Impair Defenses: Disable or Modify Cloud Firewall

Adversaries may disable or modify a firewall within a cloud environment to bypass controls that limit access to cloud resources. Cloud firewalls are separate from system firewalls that are described in Disable or Modify System Firewall.

Cloud environments typically utilize restrictive security groups and firewall rules that only allow network activity from trusted IP addresses via expected ports and protocols. An adversary may introduce new firewall rules or policies to allow access into a victim cloud environment. For example, an adversary may use a script or utility that creates new ingress rules in existing security groups to allow any TCP/IP connectivity, or remove networking limitations to support traffic associated with malicious activity (such as cryptomining).[1][2]

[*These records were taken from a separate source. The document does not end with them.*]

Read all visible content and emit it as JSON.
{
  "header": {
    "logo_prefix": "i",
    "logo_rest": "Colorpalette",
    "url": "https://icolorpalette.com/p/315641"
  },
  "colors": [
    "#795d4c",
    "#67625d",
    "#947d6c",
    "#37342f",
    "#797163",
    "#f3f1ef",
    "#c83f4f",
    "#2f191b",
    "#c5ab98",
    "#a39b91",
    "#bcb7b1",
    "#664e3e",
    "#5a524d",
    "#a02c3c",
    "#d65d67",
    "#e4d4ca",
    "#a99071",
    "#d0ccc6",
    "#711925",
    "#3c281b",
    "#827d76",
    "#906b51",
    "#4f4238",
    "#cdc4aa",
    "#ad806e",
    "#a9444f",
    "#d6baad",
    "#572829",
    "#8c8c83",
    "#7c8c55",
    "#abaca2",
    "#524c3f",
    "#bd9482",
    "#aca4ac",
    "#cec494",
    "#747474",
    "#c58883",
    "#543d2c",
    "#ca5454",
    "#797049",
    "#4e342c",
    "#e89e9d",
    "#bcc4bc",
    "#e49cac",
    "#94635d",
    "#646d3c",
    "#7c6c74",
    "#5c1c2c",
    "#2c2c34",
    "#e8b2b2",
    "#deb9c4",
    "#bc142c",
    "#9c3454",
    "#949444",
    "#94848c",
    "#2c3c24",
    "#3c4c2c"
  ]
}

Modifying or disabling a cloud firewall may enable adversary C2 communications, lateral movement, and/or data exfiltration that would otherwise not be allowed.

ID: T1562.007
Sub-technique of:  T1562
Tactic: Defense Evasion
Platforms: IaaS
Contributors: Expel
Version: 1.2
Created: 24 June 2020
Last Modified: 15 April 2023

Procedure Examples

ID Name Description
S1091 Pacu

Pacu can allowlist IP addresses in AWS GuardDuty.[3]

Mitigations

ID Mitigation Description
M1047 Audit

Routinely check account role permissions to ensure only expected users and roles have permission to modify cloud firewalls.

M1018 User Account Management

Ensure least privilege principles are applied to Identity and Access Management (IAM) security policies.[1]

Detection

ID Data Source Data Component Detects
DS0018 Firewall Firewall Disable

Monitor for changes in the status of the system firewall such as Windows Security Auditing events 5025 (The Windows firewall service has been stopped) and 5034 (The Windows firewall driver was stopped).

Firewall Rule Modification

Monitor cloud logs for modification or creation of new security groups or firewall rules.